Après 45 minutes délicieuses, nous sommes repartis en direction d'Atherthon, mais avant, nous avons tourné à gauche, vers Peterson Creek, célèbre pour ses ornithorynques. Cependant, nous recherchions la colonie de chauves-souris à lunettes, la troisième plus grande espèce de chauve-souris d'Australie. Nous les avons rapidement trouvées, plus petites que les colonies de chauves-souris noires, mais tout de même quelques centaines d'individus, perchés dans des arbres moins denses que leurs grands parents, ce qui les rendait plus faciles à photographier. Leurs yeux sont entourés de poils blonds, la tête est autrement brune à noire, d'où l'apparence de lunettes. C'est pourquoi on les appelle chauves-souris à lunettes.

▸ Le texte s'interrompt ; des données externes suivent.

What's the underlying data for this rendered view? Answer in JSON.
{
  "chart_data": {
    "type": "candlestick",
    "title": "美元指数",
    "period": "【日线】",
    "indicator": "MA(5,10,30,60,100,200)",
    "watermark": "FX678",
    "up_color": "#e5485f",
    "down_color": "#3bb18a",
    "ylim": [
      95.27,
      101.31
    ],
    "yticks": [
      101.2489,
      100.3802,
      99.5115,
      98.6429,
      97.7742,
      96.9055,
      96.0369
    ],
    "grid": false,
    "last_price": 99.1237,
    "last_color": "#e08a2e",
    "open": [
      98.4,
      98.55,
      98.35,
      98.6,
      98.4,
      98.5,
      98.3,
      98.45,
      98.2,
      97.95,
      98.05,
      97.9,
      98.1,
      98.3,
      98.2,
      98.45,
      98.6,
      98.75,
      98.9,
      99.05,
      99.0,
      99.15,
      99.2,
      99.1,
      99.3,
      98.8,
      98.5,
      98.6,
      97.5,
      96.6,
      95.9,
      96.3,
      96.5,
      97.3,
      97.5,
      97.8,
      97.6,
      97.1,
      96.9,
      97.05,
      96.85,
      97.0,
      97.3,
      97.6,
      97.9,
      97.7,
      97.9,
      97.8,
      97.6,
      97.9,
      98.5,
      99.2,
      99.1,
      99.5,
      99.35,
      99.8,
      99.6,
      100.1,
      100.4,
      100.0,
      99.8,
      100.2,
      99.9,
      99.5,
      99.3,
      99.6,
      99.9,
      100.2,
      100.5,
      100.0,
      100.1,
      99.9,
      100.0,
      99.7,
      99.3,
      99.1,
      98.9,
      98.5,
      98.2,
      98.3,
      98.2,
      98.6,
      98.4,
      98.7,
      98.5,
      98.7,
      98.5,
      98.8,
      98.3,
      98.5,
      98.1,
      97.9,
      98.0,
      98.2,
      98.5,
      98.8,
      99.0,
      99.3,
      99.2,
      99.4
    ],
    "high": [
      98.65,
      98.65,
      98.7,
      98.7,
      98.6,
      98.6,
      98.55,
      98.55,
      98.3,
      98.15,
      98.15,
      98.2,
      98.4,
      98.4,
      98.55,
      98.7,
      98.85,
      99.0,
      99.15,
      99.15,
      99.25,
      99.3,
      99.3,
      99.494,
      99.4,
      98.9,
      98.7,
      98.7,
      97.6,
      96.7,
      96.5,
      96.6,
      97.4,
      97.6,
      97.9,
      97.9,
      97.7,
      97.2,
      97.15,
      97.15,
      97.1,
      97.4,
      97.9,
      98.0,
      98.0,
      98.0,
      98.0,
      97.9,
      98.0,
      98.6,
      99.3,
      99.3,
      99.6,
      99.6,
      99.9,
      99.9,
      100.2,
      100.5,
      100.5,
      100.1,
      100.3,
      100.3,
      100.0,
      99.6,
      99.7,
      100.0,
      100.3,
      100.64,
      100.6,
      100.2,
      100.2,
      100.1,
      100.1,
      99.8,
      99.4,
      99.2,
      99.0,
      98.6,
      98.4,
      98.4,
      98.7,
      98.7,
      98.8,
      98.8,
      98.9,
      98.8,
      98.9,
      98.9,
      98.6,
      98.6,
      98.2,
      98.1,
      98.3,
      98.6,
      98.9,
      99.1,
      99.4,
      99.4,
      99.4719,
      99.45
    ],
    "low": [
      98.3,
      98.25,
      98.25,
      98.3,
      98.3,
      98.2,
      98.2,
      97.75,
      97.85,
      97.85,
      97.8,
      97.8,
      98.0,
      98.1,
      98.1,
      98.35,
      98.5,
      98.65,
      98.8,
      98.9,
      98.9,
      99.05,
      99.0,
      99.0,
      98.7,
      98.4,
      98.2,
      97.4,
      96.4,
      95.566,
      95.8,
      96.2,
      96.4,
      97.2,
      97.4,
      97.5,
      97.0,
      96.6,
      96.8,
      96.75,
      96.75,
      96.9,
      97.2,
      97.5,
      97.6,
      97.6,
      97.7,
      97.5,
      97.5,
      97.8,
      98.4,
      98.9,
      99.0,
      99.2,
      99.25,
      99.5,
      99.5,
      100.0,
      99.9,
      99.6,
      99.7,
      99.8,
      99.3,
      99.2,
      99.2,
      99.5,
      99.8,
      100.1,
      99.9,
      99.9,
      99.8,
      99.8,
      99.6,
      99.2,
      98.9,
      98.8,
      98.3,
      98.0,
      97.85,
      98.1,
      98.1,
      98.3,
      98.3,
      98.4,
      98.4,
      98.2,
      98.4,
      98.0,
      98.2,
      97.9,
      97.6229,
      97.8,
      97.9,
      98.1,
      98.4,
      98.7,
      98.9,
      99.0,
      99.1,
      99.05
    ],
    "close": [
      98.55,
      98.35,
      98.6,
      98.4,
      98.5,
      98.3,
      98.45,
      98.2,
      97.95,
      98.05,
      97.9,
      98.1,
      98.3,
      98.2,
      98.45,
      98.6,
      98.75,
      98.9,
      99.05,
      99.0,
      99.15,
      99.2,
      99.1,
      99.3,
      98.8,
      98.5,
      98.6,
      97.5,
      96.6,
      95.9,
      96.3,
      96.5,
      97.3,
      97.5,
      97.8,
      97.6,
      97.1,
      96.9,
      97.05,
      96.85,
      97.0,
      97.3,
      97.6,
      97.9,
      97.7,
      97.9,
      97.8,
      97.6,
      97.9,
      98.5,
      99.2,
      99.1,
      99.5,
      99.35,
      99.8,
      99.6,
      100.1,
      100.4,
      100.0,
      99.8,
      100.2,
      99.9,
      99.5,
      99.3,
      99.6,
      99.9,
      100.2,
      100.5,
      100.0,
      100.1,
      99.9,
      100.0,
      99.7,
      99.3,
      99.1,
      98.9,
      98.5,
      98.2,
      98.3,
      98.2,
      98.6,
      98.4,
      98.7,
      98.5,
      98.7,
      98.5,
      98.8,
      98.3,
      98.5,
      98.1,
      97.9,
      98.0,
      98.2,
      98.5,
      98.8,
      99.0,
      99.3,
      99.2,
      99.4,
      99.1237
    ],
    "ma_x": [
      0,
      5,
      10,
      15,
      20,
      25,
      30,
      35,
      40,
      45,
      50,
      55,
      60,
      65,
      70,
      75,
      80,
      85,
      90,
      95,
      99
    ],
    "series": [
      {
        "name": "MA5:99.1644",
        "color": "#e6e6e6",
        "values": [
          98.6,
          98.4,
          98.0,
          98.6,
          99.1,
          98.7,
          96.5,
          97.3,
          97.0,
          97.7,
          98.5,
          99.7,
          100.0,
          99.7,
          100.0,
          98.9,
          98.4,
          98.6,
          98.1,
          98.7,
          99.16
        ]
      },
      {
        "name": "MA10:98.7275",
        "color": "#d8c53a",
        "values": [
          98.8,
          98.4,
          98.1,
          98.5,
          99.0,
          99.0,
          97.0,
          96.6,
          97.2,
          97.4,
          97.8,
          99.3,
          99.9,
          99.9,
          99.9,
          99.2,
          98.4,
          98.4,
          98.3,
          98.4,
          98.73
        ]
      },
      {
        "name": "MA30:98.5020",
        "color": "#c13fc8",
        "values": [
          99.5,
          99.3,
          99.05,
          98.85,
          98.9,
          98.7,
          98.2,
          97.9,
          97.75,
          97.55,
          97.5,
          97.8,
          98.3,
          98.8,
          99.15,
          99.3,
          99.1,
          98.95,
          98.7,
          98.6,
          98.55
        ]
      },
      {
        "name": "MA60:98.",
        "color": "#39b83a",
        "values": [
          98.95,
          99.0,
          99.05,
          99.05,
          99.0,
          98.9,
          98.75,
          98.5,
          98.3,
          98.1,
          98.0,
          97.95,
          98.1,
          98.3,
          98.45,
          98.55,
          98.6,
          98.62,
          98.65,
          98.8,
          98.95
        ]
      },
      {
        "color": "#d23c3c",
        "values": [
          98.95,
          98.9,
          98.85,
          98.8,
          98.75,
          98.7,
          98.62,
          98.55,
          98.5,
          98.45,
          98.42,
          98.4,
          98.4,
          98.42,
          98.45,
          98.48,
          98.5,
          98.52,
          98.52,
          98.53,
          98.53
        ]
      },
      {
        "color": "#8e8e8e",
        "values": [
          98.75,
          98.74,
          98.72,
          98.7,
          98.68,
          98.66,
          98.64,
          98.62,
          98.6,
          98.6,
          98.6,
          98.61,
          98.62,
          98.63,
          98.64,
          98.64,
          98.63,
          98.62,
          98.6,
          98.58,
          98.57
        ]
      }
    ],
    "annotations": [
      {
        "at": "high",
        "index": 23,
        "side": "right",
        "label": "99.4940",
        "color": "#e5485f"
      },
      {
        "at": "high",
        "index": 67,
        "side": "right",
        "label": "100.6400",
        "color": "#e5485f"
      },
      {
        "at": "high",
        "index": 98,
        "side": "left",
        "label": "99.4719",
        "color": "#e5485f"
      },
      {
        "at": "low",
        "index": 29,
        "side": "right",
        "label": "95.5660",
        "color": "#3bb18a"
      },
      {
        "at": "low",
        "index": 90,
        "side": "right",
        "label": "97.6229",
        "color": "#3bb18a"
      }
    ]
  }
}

Cette espèce est menacée de manière inattendue par une plante envahissante, un tabac sauvage qui pousse à quelques mètres de hauteur, mais qui a des fleurs très appréciées par les chauves-souris, avec un bon nectar. Cela est également sain pour les animaux, mais sur la plante de faible hauteur, il y a des tiques qui transmettent un virus mortel pour ces animaux. Sur leurs plantes alimentaires naturelles, qui poussent beaucoup plus haut, les tiques ne se trouvent pas.
À 11h00, nous étions à Cairns, la ville très prisée des touristes dans le Queensland tropical avec beaucoup de sable et la Grande Barrière de Corail, mais sinon pas si particulière. Nous nous sommes préparés et avons rencontré à 14h00 notre collègue Tasmin Rymer à l'Université James Cook, qui a fait son doctorat à l'Université du Witwatersrand à Johannesburg, lorsque j'y étais postdoc. C'était déjà il y a bien 20 ans ! Maintenant, elle est ici conférencière.
L'université est belle, petite et propre, bien équipée. Nous avons rencontré les quatre doctorants internationaux de Tasmin qui travaillent sur des escargots d'eau douce, des oiseaux, des araignées sociales et des ornithorynques. Cairns, avec seulement 220 000 habitants dans les tropiques humides et chauds, n'est pas très populaire parmi les étudiants australiens, la plupart souhaitent aller à Sydney ou Melbourne. Mais il a une très bonne réputation parmi les étudiants internationaux.
À 16h00, nous avons tous les deux donné une conférence, chacun durant environ 20 minutes, devant un public intéressé d'environ 30 personnes. De bonnes contacts ont également été établis ici, avec une organisation de conservation dans le Daintree que nous souhaitons visiter vendredi, et avec John Endler, un célèbre chercheur en comportement qui a étudié les oiseaux-lauriers. Ensuite, nous sommes allés dîner avec Tasmin. En somme, une très belle journée aujourd'hui.